The Road to Abu Ghraib
Even before the Bush administration invaded Iraq in March 2003, human rights organizations were raising allegations of torture at U.S. prisons in Afghanistan.
At the time, the State Department dismissed their allegations as "ridiculous" (just as the White House recently feigned outrage when Newsweek claimed that Guantanamo interrogators flushed the Koran down the toilet–even as evidence surfaced that they urinated on it). As recently as December, military spokesperson Lt. Col. Pamela Keeton claimed an Army investigation "found no evidence of abuse taking place" in Afghanistan, according to the BBC.
All that changed last week, when the New York Times exposed the sadistic killing of two Afghan detainees in December 2002–both kicked to death, while chained to the ceiling by their wrists at the Bagram air base–based on the Army’s own leaked investigation. The Army investigation is just the tip of the iceberg, however, as mounting evidence exposes an expansive and overlapping system of torture and killing at U.S. detention facilities in Iraq, Afghanistan and Guantánamo Bay.
Afghan prisons, along with Guantánamo, provided the hands-on training for the interrogation techniques made famous at Abu Ghraib. Many of the same interrogators who honed their skills at Bagram ended up at Abu Ghraib in 2003–both times under the direction of Capt. Carolyn A. Wood.
Specialist Damien "Monster" Corsetti–known affectionately as the "King of Torture" among his Bagram colleagues–was later fined and demoted for forcing an Iraqi woman to strip during an interrogation at Abu Ghraib. Yet Corsetti remains a free man. Although Army investigators found "probable cause" to charge him with assault, prisoner maltreatment and indecent acts at Bagram, he has not formally been charged.

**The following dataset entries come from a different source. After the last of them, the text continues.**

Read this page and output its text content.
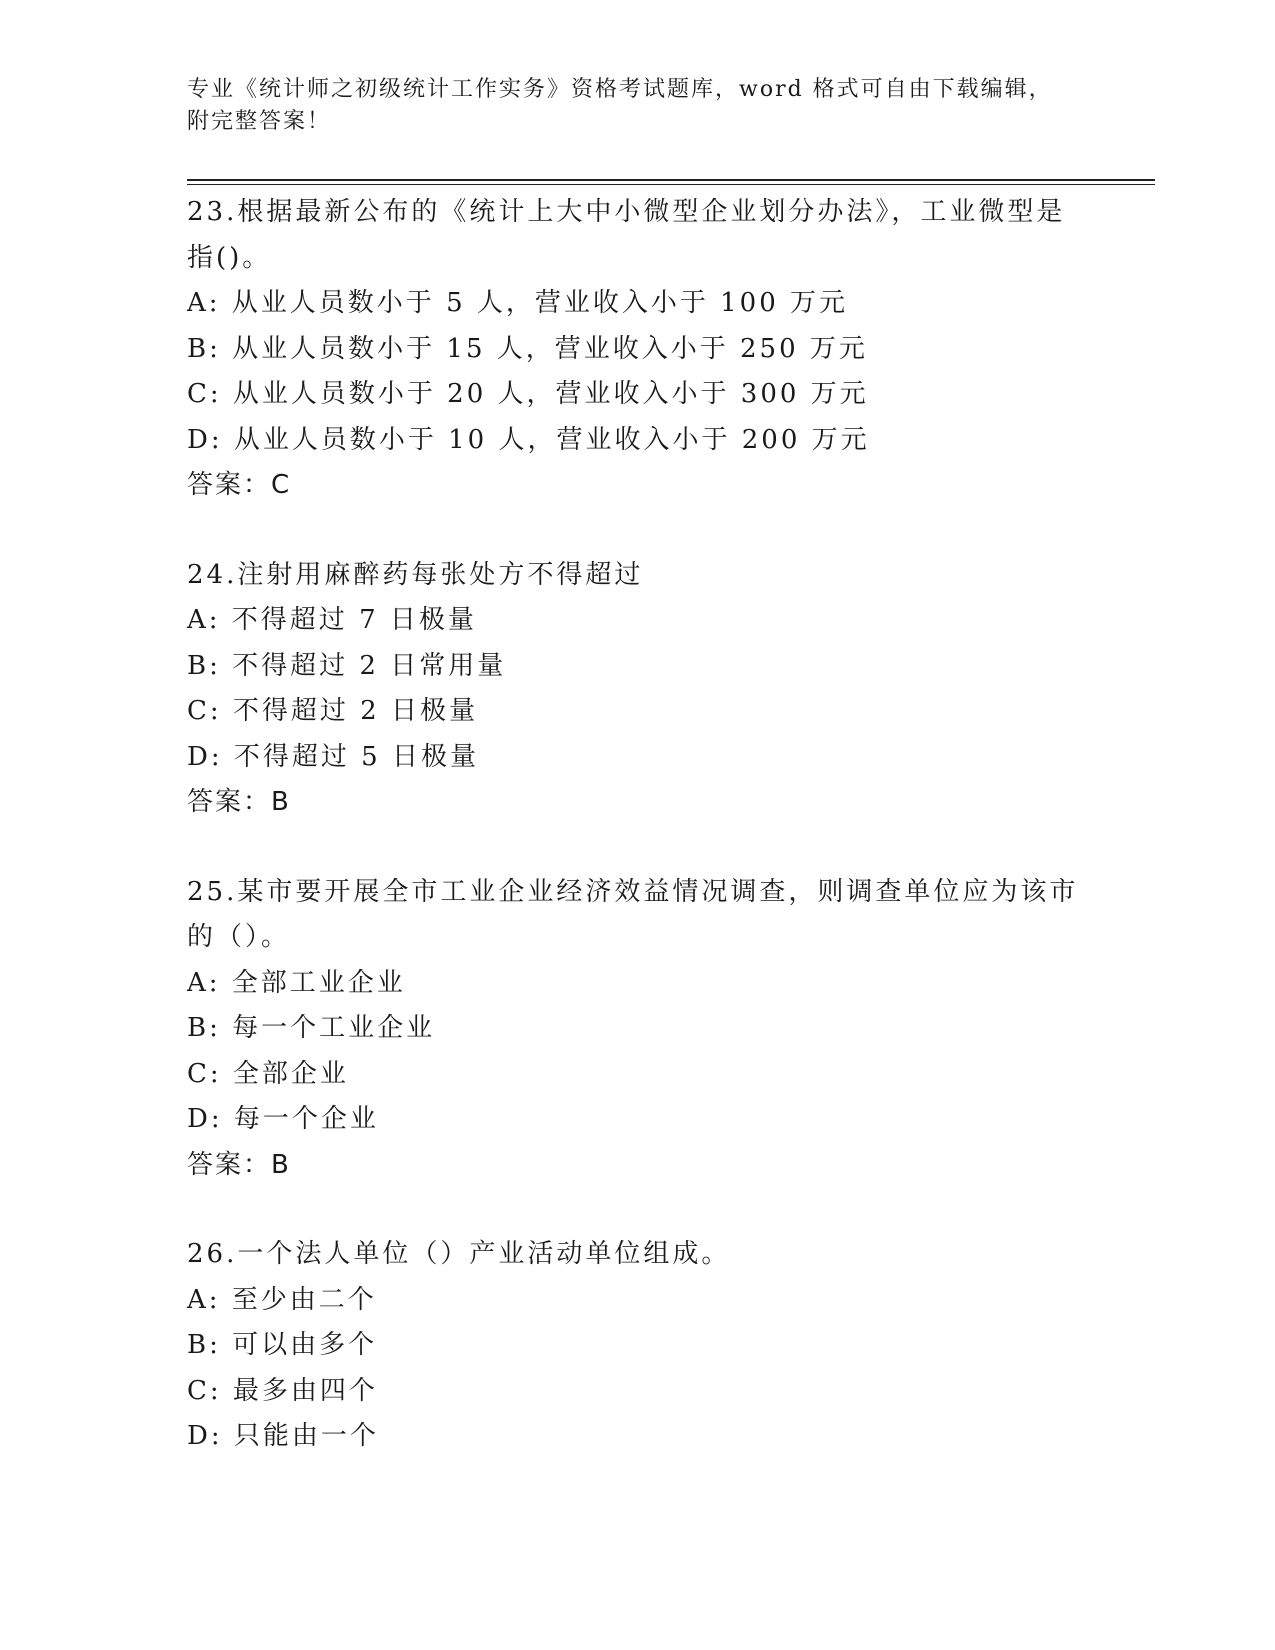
专业《统计师之初级统计工作实务》资格考试题库，word 格式可自由下载编辑，
附完整答案！
23.根据最新公布的《统计上大中小微型企业划分办法》，工业微型是
指()。
A: 从业人员数小于 5 人，营业收入小于 100 万元
B: 从业人员数小于 15 人，营业收入小于 250 万元
C: 从业人员数小于 20 人，营业收入小于 300 万元
D: 从业人员数小于 10 人，营业收入小于 200 万元
答案：C
24.注射用麻醉药每张处方不得超过
A: 不得超过 7 日极量
B: 不得超过 2 日常用量
C: 不得超过 2 日极量
D: 不得超过 5 日极量
答案：B
25.某市要开展全市工业企业经济效益情况调查，则调查单位应为该市
的（）。
A: 全部工业企业
B: 每一个工业企业
C: 全部企业
D: 每一个企业
答案：B
26.一个法人单位（）产业活动单位组成。
A: 至少由二个
B: 可以由多个
C: 最多由四个
D: 只能由一个
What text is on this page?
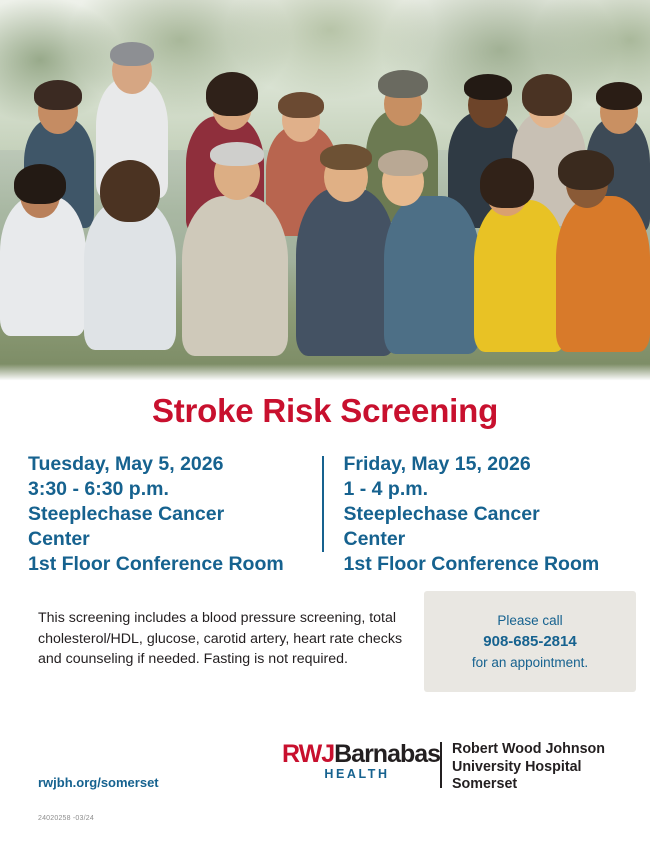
Stroke Risk Screening
Tuesday, May 5, 2026
3:30 - 6:30 p.m.
Steeplechase Cancer
Center
1st Floor Conference Room
Friday, May 15, 2026
1 - 4 p.m.
Steeplechase Cancer
Center
1st Floor Conference Room
This screening includes a blood pressure screening, total cholesterol/HDL, glucose, carotid artery, heart rate checks and counseling if needed. Fasting is not required.
Please call
908-685-2814
for an appointment.
rwjbh.org/somerset
24020258 -03/24
RWJBarnabas
HEALTH
Robert Wood Johnson
University Hospital
Somerset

So far, only seven soldiers have been charged with any crime related to torture at Bagram–and no one has been convicted.
According to the watchdog group Human Rights First, the U.S. admits that 108 people died while in U.S. custody–63 of them at prisons other than Abu Ghraib. But this figure is suspect, since most of those detained by U.S. forces are never entered into the military’s "system."
Since 2001, 65,000 people have been screened at U.S. detention facilities in Iraq, Afghanistan and Guantánamo, but only 30,000 were eventually categorized as "detainees." By December 2004, the U.S. military still had no central database even for official detainees in Afghanistan.
Much of the worst abuse occurs right after arrest, in temporary holding facilities, where interrogators use torture to "soften up" prisoners to extract information. The International Committee of the Red Cross is rarely allowed access to these facilities to document treatment of prisoners–and then only after they have been held for at least 15 days. The two detainees murdered at Bagram in 2002 were dead long before then.
Nor does the U.S. command allow Afghanistan’s human rights commission–a government body–into prisons, although the commission is flooded with requests from distraught Afghan citizens seeking the whereabouts of disappeared loved ones. As Newsday recently reported, "A top U.S. officer said the U.S. command is not fully convinced that the commission’s members are all ‘good guys.’"
In addition, prisoners held by the CIA often do not enter the military’s statistics at all. The CIA runs a separate interrogation facility at Bagram, known as "the Salt Pit," where even U.S. military interrogators are denied access. In November 2002, a detainee froze to death in the Salt Pit after being stripped naked, chained down and left overnight. Yet his name never appeared in the military’s database or even on the CIA’s "ghost detainee" list, according to Human Rights First.
The lawlessness inside Afghanistan’s detention facilities is a microcosm of Afghan society itself, where U.S. troops bomb villages, raid homes and murder at will–three-and-a-half years after "liberation."
Last September, in the middle of the night, U.S. troops shot and killed English teacher Muhammad Rais Khan while raiding his home and detaining his brother. A day later, his brother died in U.S. custody. Army officers dismissed their deaths to Newsday, explaining that the Khan brothers were "bad guys"–according to the local warlord, anyway, who had an axe to grind against them.
U.S.-backed warlords who control most of Afghanistan’s countryside with private armies continue to enrich themselves with opium profits while the U.S. looks the other way. Far from a fledgling "democracy," U.S.-occupied Afghanistan is an experiment in barbarism.
Just as Bagram paved the way for Abu Ghraib, the war on Afghanistan provided the launching pad for the invasion of Iraq. Now the havoc produced by the U.S. occupation of both countries provides the excuse for the U.S. to remain.
The same web of lies used to invade Iraq was used to justify the war on Afghanistan–and forms the basis for the entire "war on terror."